Я ощущаю его тяжелое дыхание на своей щеке и вижу самого себя в его остановившихся зрачках.
– Ошер, скажи мне правду! – говорит он, уставившись на меня так, что я не в силах выдержать его взгляда. – Что говорят обо мне в местечке?
Я опускаю глаза. Мне не хочется ему рассказывать, что многие проклинают его, что многие надеются дожить до той счастливой минуты, когда по нему будут справлять траурную седьмицу.
– Ругают меня, да?
– Ругают.
– Видишь ли… – Бечек шагает по комнате, затем, присев на подоконник, хватается обеими руками за раму, так что рукава его солдатской рубахи сползают и оголяют здоровенные волосатые руки. Ветер вздувает его гимнастерку, и председатель становится как бы шире. – Видишь ли… – повторяет он, глядя на крыши домишек, которые жмутся друг к другу, точно стадо овец, на пожарную каланчу, которая будто пририсована к этим синеватым домикам. – Понимаешь?.. – И он опять умолкает. В наступившей тишине слышно, как перекликаются лягушки в прудах, как стучит мельница и где-то далеко на станции кричит паровоз. – Понимаешь ли? Это вроде болезни… Такое вот бывало со мной… В Знаменке один бандит всадил мне пулю в ногу. Я ходить не мог. А когда доктор положил меня на стол и стал резать, я ругал его так, что слышно было в Фастове. Потом я даже стукнул его. А доктор не обиделся и делал свое дело… И я выздоровел… Одним словом, Ошер, я буду поступать, как тот доктор. И они перестанут хромать, – говорит он, показывая на спящее местечко. – И твой паренек тоже… Как его зовут?
– Сролик.
– И Сролик тоже перестанет страдать.
То ли потому, что лампа начала гаснуть и пламя стало приплясывать, наполняя комнату тенями, то ли потому, что какая-то птичка шелохнулась в кустах, но Бечек вдруг спрыгнул с подоконника и оборвал свою речь.

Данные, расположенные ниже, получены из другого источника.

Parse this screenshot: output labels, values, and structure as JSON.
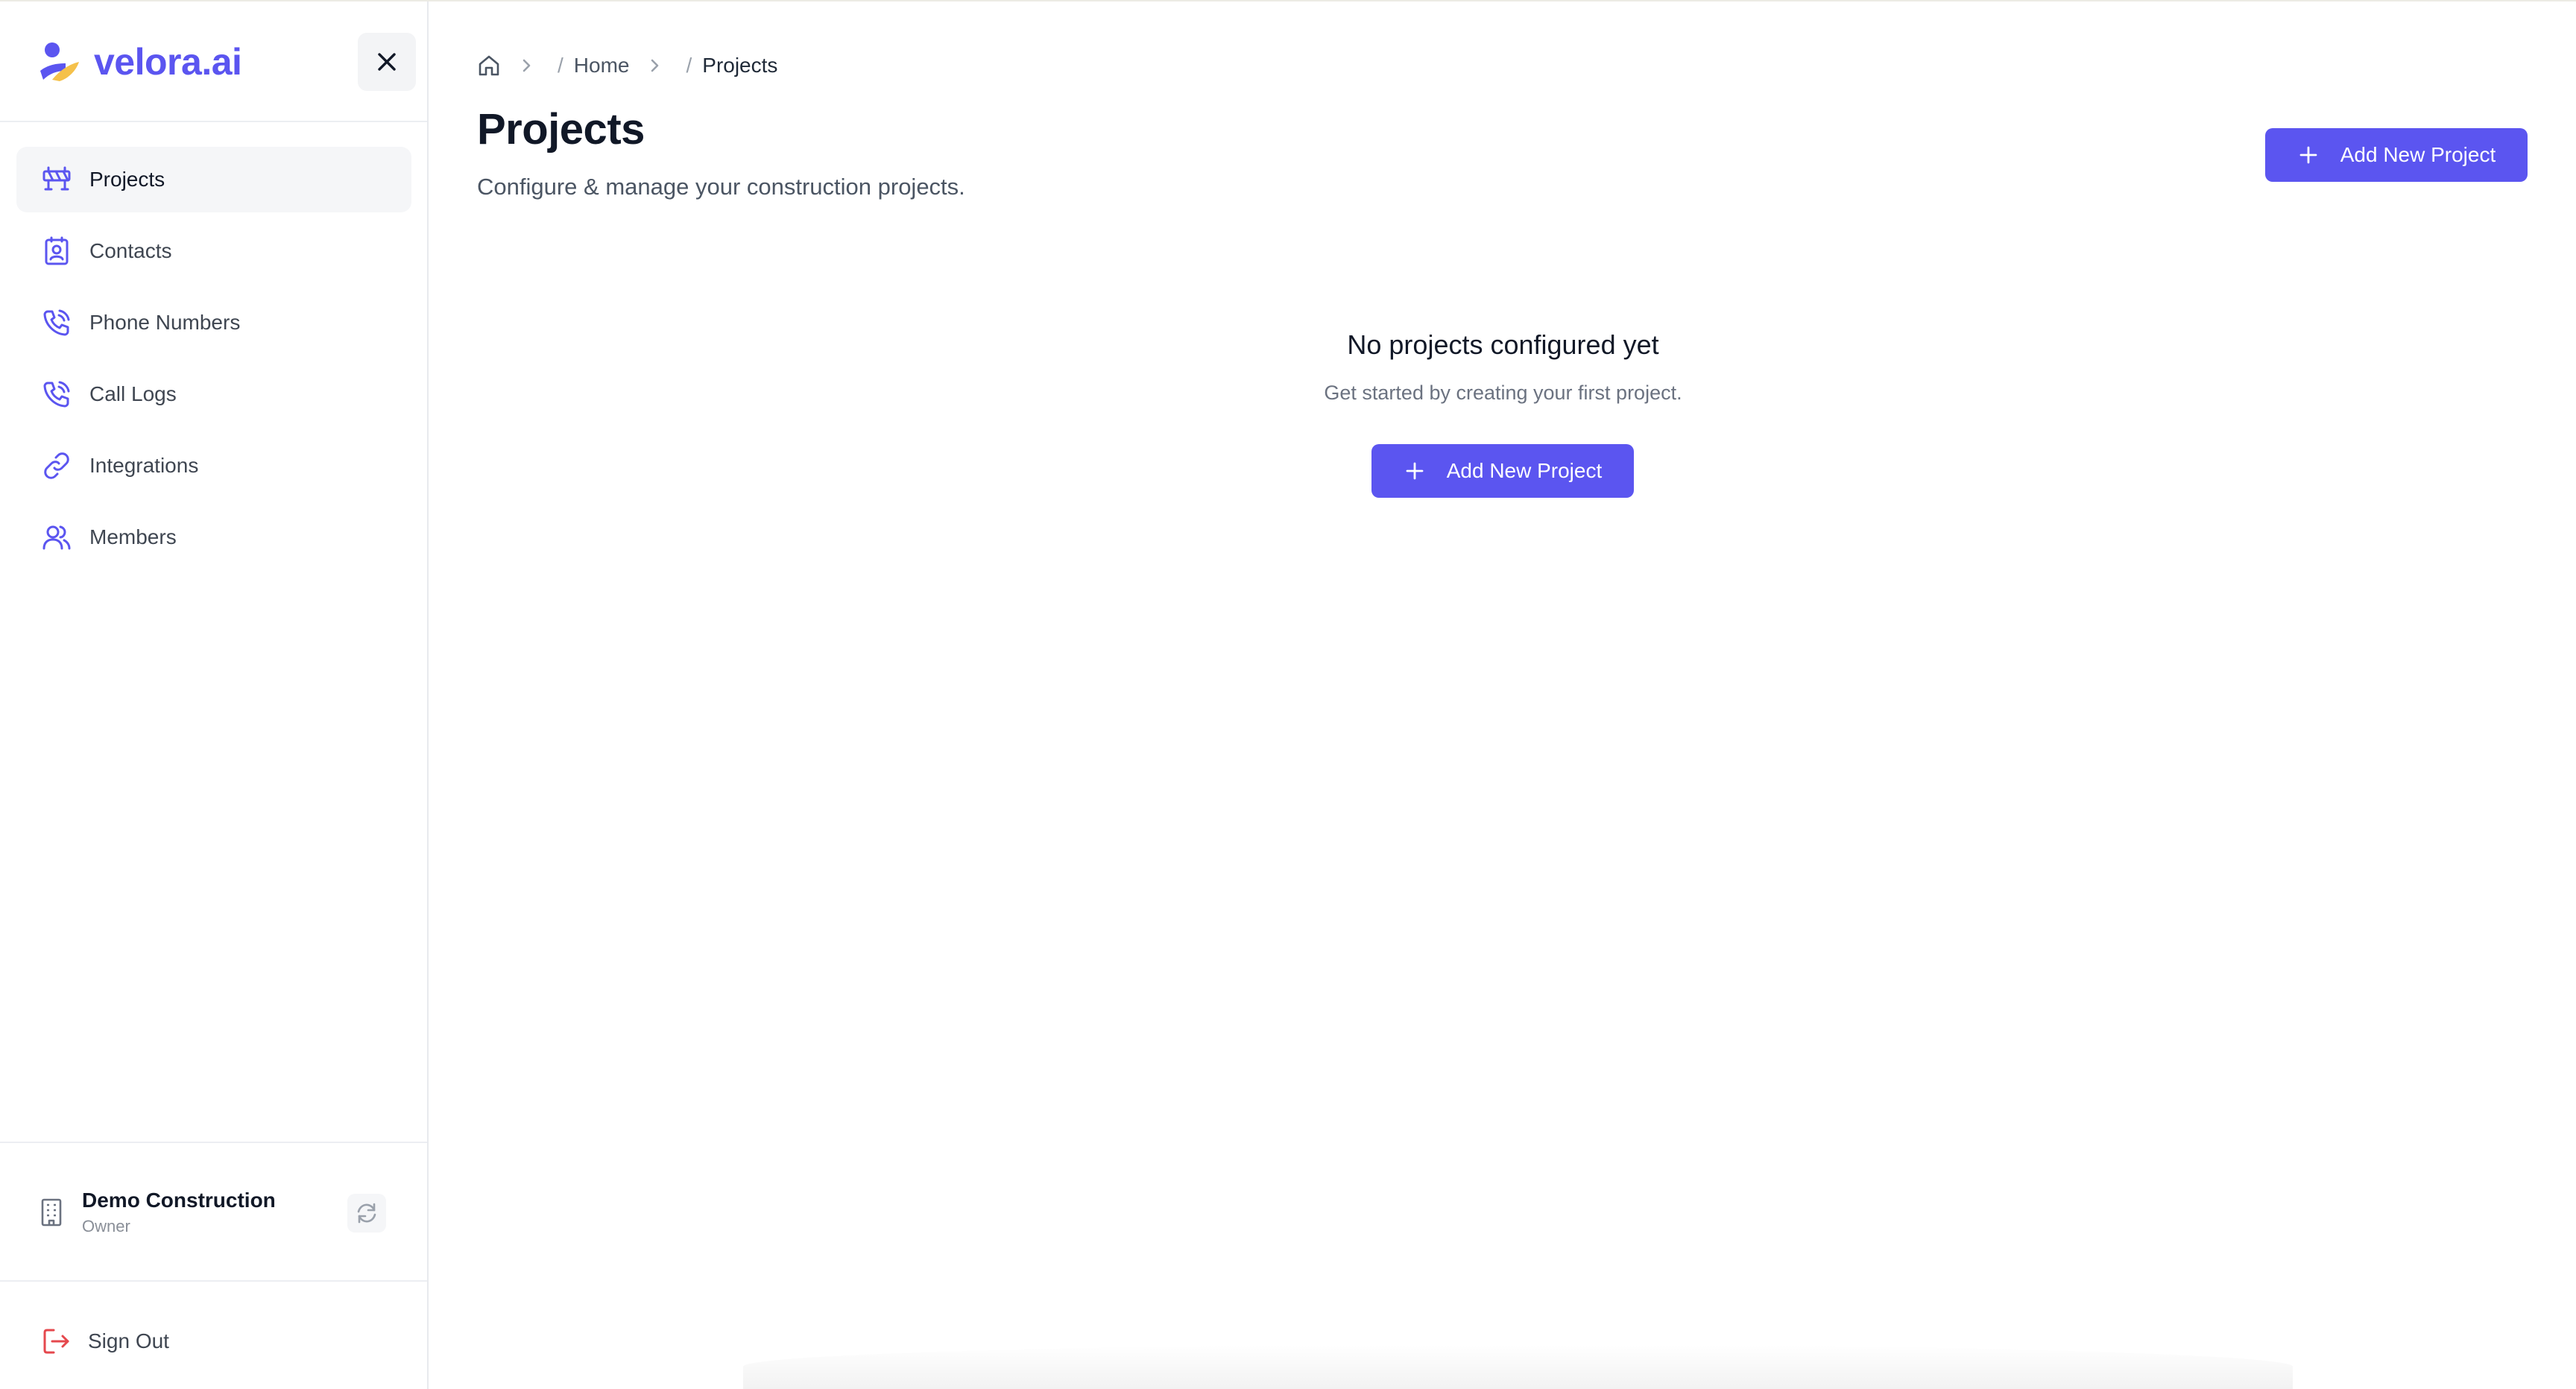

– Да что мы тут болтаем? – вскрикнул он и принялся надевать пиджак. – Ведь уж скоро день! Беги, да не болтай! Про налоги – молчок! Счастливого пути!
МОЙ ТОВАРИЩ СРОЛИК
Бечек сказал – молчок, я и молчу. Только так, между прочим, рассказал я в классе, что целую ночь просидел с председателем Совета. Рахили я заявил, что очень занят и не успеваю выспаться от всяких заседаний. Про налоги я, однако, никому ничего не говорил, сказал лишь словечко Сролику.

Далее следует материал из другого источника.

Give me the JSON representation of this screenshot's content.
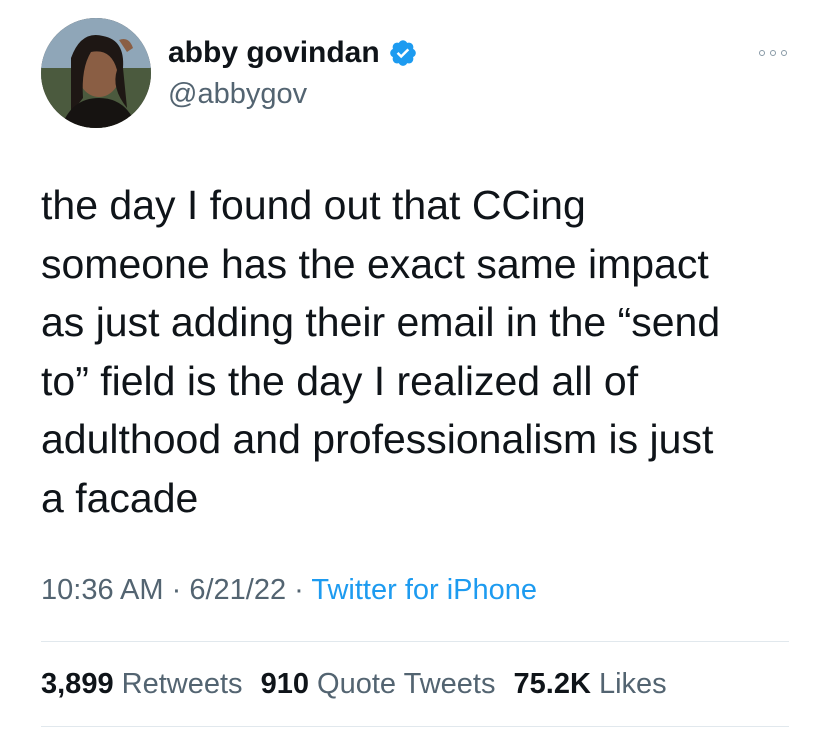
{
  "tweet": {
    "author": {
      "display_name": "abby govindan",
      "handle": "@abbygov",
      "verified": true
    },
    "text": "the day I found out that CCing\nsomeone has the exact same impact\nas just adding their email in the “send\nto” field is the day I realized all of\nadulthood and professionalism is just\na facade",
    "time": "10:36 AM",
    "date": "6/21/22",
    "source": "Twitter for iPhone",
    "separator": "·",
    "stats": {
      "retweets_count": "3,899",
      "retweets_label": "Retweets",
      "quote_count": "910",
      "quote_label": "Quote Tweets",
      "likes_count": "75.2K",
      "likes_label": "Likes"
    }
  },
  "icons": {
    "verified": "verified-badge-icon",
    "more": "more-options-icon"
  },
  "colors": {
    "verified_blue": "#1d9bf0",
    "secondary_text": "#536471",
    "link": "#1d9bf0"
  }
}
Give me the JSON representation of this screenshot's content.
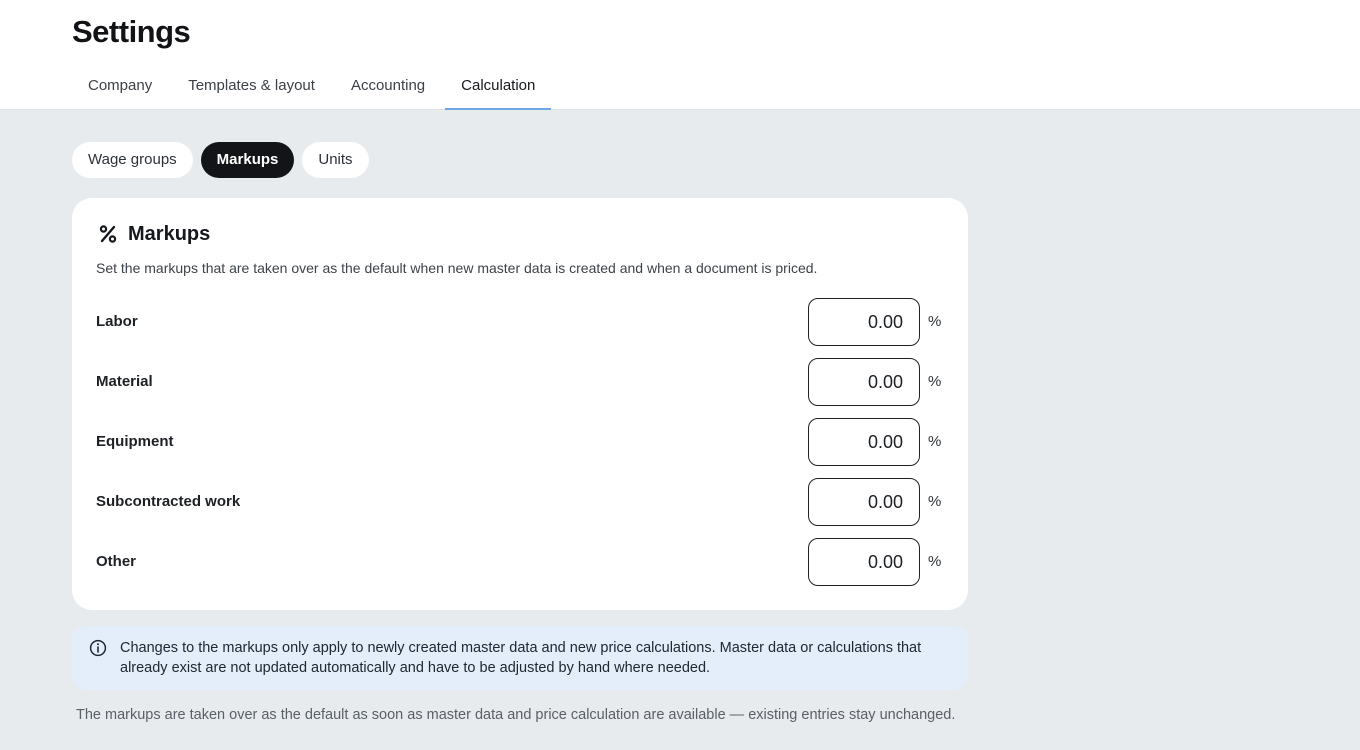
{
  "header": {
    "title": "Settings",
    "tabs": [
      {
        "label": "Company"
      },
      {
        "label": "Templates & layout"
      },
      {
        "label": "Accounting"
      },
      {
        "label": "Calculation"
      }
    ],
    "active_tab": "Calculation"
  },
  "subtabs": {
    "items": [
      {
        "label": "Wage groups"
      },
      {
        "label": "Markups"
      },
      {
        "label": "Units"
      }
    ],
    "active": "Markups"
  },
  "card": {
    "icon": "percent-icon",
    "title": "Markups",
    "description": "Set the markups that are taken over as the default when new master data is created and when a document is priced.",
    "rows": [
      {
        "label": "Labor",
        "value": "0.00",
        "unit": "%"
      },
      {
        "label": "Material",
        "value": "0.00",
        "unit": "%"
      },
      {
        "label": "Equipment",
        "value": "0.00",
        "unit": "%"
      },
      {
        "label": "Subcontracted work",
        "value": "0.00",
        "unit": "%"
      },
      {
        "label": "Other",
        "value": "0.00",
        "unit": "%"
      }
    ]
  },
  "info": {
    "icon": "info-icon",
    "text": "Changes to the markups only apply to newly created master data and new price calculations. Master data or calculations that already exist are not updated automatically and have to be adjusted by hand where needed."
  },
  "footnote": "The markups are taken over as the default as soon as master data and price calculation are available — existing entries stay unchanged.",
  "colors": {
    "background": "#e8ebee",
    "active_tab_underline": "#6ea8e0",
    "active_pill": "#121417",
    "info_background": "#e3eefa"
  }
}
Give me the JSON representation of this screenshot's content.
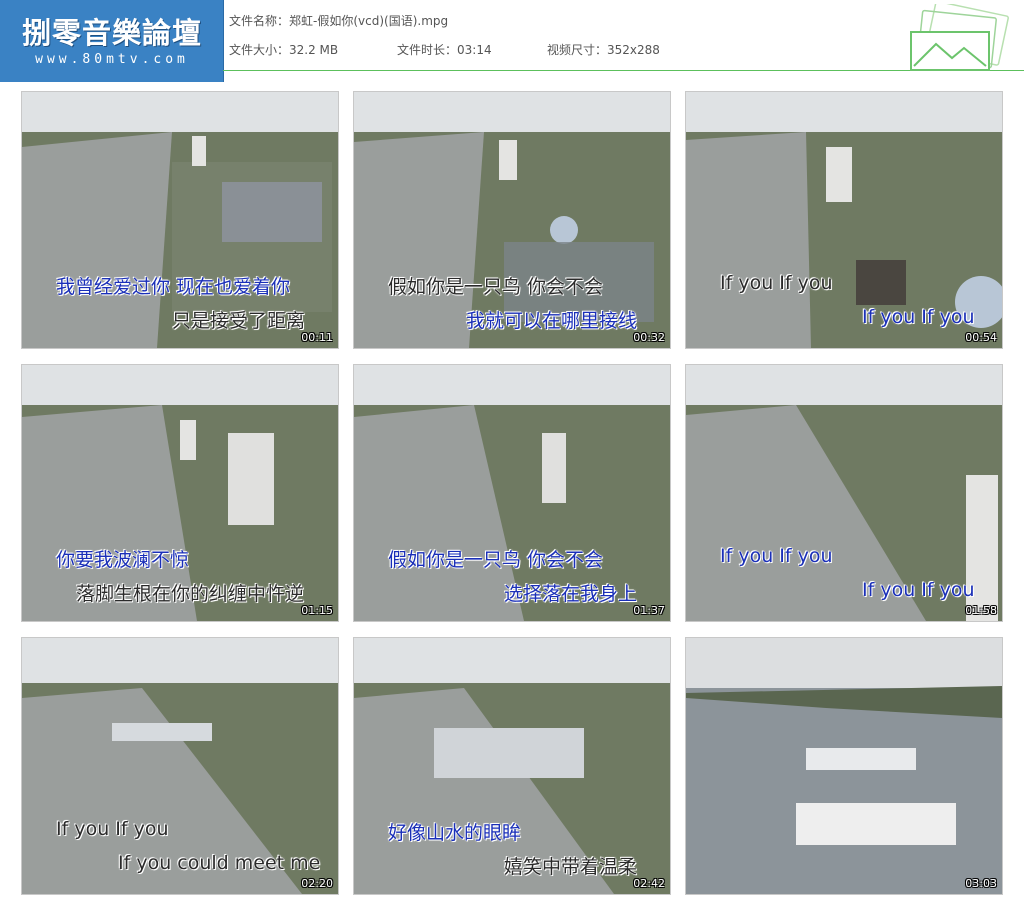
{
  "logo": {
    "title": "捌零音樂論壇",
    "url": "www.80mtv.com"
  },
  "file": {
    "name_label": "文件名称：",
    "name": "郑虹-假如你(vcd)(国语).mpg",
    "size_label": "文件大小：",
    "size": "32.2 MB",
    "duration_label": "文件时长：",
    "duration": "03:14",
    "dims_label": "视频尺寸：",
    "dims": "352x288"
  },
  "colors": {
    "logo_bg": "#3a82c4",
    "header_line": "#5cc05c",
    "sub_blue": "#1a2fb8"
  },
  "thumbnails": [
    {
      "time": "00:11",
      "line1": "我曾经爱过你 现在也爱着你",
      "line2": "只是接受了距离"
    },
    {
      "time": "00:32",
      "line1": "假如你是一只鸟 你会不会",
      "line2": "我就可以在哪里接线"
    },
    {
      "time": "00:54",
      "line1": "If you If you",
      "line2": "If you If you"
    },
    {
      "time": "01:15",
      "line1": "你要我波澜不惊",
      "line2": "落脚生根在你的纠缠中忤逆"
    },
    {
      "time": "01:37",
      "line1": "假如你是一只鸟 你会不会",
      "line2": "选择落在我身上"
    },
    {
      "time": "01:58",
      "line1": "If you If you",
      "line2": "If you If you"
    },
    {
      "time": "02:20",
      "line1": "If you If you",
      "line2": "If you could meet me"
    },
    {
      "time": "02:42",
      "line1": "好像山水的眼眸",
      "line2": "嬉笑中带着温柔"
    },
    {
      "time": "03:03",
      "line1": "",
      "line2": ""
    }
  ]
}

Сролик, по обыкновению, сидел на уроке, подперев руками голову, и слушал, что говорит учитель. После урока он спросил меня, почему я все время гляжу на него и что особенного я в нем нашел.
Тогда я отозвал его в угол и все рассказал. Сообщил ему, что больше лавочников у нас не будет и что все-все, так сказал председатель, будут равны.
Сролик сначала нахмурился, стал грызть ногти, а потом повеселел. Он всегда такой, вечно настороже, будто собирается отбиваться от кого-нибудь или нападать. Но никто не собирается его обижать. Буля однажды обозвал его спекулянтом, и Голда исключила его за это из школы на несколько дней.
Все же Сролик чувствует себя подавленным. Как-то он пристал ко мне: объясни, пожалуйста, чем я лучше его и отчего так задаюсь? Вот и неправда, я вовсе не задаюсь. В школе все мы товарищи. Только Назимик требует, чтобы детей лавочников выдворили из школы. И в помещение комсомольской ячейки он их не пускает.
Мое сообщение сразу ободрило Сролика.
– В самом деле? – спросил он.
– Конечно, Сролик! И фабрика и земля будет… Все будут работать.
Он пришел в восторг.
– И мы будем пахать… крестьянствовать? – спрашивает он, и его жалящие глаза на вечно настороженном лице внезапно загораются.
Ему уже не стоится на месте. Он тащит меня на улицу. Свою шапку он смял и сунул в карман, блестящие волнистые волосы его взъерошены.
Я так расчувствовался, что даже пригласил его на политфанты в комсомольскую ячейку, потому что руководить ими сегодня будет Голда.
– Пойдешь?
– Конечно! – говорит он, обрадованный.
Политфанты очень занимательная игра, мы в нее играем даже на переменках. Но в ячейке она еще интересней. Я, Буля и Зяма постоянно бываем на политфантах – нас, детей рабочих, не гонят оттуда, и мы не боимся Ицика.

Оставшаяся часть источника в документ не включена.